Alcanzada la paz en su siempre convulsa frontera suroccidental, Catalina la Grande retomó e impulsó un nuevo desmembramiento la República de las Dos Naciones, en esta ocasión sin contar con Austria. En la primavera de 1792 un ejército ruso invadió sin previa declaración de guerra territorio polaco, rompiendo días después Prusia su alianza con Polonia y uniéndose a la fiesta de la partición. Los polacos lucharon pero, tal como ocurrió una década antes, los propios enfrentamientos entre sus clases dirigentes, bien pagadas por los enemigos de su patria, dieron al traste con la resistencia inicial. El mismo rey Estanislao II Poniatowski traicionó al país uniéndose a los nobles que apoyaban la invasión rusa. A comienzos de 1793 se formalizó la partición, correspondiendo a Rusia 250.000 kilómetros cuadrados, casi el triple de lo que le correspondió en la Primera Partición, incluyendo ciudades tan importantes como Minsk.

A penas un año después se produjo una sublevación en Polonia, obteniendo el ejército insurgente algunas victorias significativas bajo el mando del competente general Tadeusz Kosciuszko. Sin embargo, la descomposición interna del país era tal y la aristocracia estaba tan dividida que la oposición nunca fue sólida. La llegada de tropas rusas comandadas por el siempre eficiente Suvórov acabaron con la resistencia armada. En octubre de 1795 Rusia, Prusia y Austria formalizaban la tercera partición de Polonia que ponía fin a la República de las Dos Naciones, adquiriendo en virtud de ello los rusos el resto de Lituania y la llanura central polaca hasta la misma Varsovia.

Unos meses después la zarina organizó, a instancias de su amante el Príncipe Zubov, una expedición militar a Persia, imperio con el cual Rusia mantenía importantes disputas fronterizas en el Cáucaso. Sin embargo, Catalina la Grande ya no vivió el final de este conflicto, en noviembre de 1796, a los sesenta y siete años, fallecía de un ataque de apoplejía que la dejó en el sitio. Dejaba a su heredero el gobierno de un país mucho más grande, más rico y más poderoso que el que recibió, Rusia se había convertido bajo su mandato en una potencia europea.
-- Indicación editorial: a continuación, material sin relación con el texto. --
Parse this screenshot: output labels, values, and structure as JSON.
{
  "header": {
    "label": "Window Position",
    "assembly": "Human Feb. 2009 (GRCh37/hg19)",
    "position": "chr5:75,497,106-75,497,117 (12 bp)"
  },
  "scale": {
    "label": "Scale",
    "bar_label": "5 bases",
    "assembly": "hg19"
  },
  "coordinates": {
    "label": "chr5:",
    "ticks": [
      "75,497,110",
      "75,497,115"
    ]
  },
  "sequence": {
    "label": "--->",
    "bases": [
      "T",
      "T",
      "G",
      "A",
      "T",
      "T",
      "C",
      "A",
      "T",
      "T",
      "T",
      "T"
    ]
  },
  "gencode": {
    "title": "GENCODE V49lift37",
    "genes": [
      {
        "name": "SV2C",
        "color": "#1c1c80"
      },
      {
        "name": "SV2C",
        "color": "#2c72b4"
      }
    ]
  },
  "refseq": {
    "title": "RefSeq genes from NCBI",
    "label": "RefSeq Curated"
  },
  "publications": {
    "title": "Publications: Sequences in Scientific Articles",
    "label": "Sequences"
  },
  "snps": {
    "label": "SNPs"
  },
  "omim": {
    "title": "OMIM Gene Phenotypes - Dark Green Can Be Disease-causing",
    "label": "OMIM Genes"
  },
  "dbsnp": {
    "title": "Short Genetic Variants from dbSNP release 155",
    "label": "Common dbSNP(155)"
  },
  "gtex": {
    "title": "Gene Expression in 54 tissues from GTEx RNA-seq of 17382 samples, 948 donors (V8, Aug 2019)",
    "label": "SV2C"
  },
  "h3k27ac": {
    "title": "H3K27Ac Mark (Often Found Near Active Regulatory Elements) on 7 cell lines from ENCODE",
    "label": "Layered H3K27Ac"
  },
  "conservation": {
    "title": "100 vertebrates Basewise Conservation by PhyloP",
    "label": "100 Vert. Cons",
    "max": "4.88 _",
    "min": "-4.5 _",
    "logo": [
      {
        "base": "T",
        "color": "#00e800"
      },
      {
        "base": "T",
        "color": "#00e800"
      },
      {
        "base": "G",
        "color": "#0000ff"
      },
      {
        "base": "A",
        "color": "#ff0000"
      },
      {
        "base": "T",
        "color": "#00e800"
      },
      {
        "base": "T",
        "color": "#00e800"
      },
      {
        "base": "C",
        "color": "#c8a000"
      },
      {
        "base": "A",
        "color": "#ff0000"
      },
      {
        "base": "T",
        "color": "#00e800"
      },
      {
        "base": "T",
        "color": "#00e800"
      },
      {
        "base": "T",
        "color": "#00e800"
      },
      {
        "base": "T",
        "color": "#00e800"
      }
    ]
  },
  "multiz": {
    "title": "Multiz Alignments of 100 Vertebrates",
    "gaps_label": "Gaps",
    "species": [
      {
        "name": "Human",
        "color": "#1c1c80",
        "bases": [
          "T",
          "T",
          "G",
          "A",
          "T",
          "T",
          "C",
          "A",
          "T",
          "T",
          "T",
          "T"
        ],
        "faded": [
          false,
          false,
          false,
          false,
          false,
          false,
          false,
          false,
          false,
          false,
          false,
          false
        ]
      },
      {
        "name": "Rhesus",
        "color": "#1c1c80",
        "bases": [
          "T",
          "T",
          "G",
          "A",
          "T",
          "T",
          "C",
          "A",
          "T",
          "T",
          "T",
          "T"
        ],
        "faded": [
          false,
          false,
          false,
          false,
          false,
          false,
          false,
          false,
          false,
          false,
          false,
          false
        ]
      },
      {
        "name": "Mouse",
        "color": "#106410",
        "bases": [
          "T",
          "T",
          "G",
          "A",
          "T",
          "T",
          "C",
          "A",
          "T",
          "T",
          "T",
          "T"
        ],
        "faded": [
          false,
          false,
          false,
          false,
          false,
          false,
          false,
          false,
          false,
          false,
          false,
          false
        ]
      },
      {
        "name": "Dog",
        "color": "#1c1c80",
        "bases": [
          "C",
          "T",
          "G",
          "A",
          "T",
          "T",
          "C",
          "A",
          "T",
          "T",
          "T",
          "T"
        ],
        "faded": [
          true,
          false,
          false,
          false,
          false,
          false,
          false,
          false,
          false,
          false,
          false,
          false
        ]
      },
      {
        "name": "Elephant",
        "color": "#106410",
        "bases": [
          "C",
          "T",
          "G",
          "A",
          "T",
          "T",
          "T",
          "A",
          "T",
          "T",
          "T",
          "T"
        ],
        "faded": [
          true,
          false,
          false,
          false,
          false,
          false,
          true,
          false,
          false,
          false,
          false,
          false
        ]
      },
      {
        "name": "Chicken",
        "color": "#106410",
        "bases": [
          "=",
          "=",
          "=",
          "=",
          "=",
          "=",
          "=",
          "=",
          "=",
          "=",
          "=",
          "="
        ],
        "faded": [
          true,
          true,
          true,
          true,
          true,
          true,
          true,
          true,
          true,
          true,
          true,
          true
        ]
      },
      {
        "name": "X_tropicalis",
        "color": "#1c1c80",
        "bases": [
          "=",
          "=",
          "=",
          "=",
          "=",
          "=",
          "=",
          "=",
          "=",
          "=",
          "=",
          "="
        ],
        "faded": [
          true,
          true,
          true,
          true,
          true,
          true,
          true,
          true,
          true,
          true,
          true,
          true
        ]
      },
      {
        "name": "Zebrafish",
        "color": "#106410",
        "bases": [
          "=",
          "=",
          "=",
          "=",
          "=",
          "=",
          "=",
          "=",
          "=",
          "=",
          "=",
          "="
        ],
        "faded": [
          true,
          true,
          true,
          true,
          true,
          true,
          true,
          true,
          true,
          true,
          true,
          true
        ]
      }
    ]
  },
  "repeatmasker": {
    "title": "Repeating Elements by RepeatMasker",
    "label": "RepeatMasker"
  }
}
Pablo I apenas gobernó cinco años, apartado por su madre de la esfera de poder durante décadas, se aplicó con saña a modificar la mayoría de las políticas seguidas por ésta tanto a nivel interior como exterior. Sus purgas entre los generales del ejército y su enfrentamiento abierto con la mayor parte de la nobleza llevaron a su asesinato por un nutrido grupo de conjurados, quienes actuaron con la connivencia de su hijo y nieto de Catalina, Alejandro I.

2 comentarios:

Joe Peres dijo...

Muy buena la Catalina, a ver si cuando termines con la serie de 'Grandes' nos deleitas con alguna historia de la conquista de Siberia que seguro que hay cosas muy interesantes.

uno de tantos dijo...

Un apunte morboso. De ella sus detractores llegaron a hacer correr el rumor que no solo se beneficiaba a innumerables amantes rusos, sino que en su insaciable apetito incluso se entregaba al bestialismo con caballos.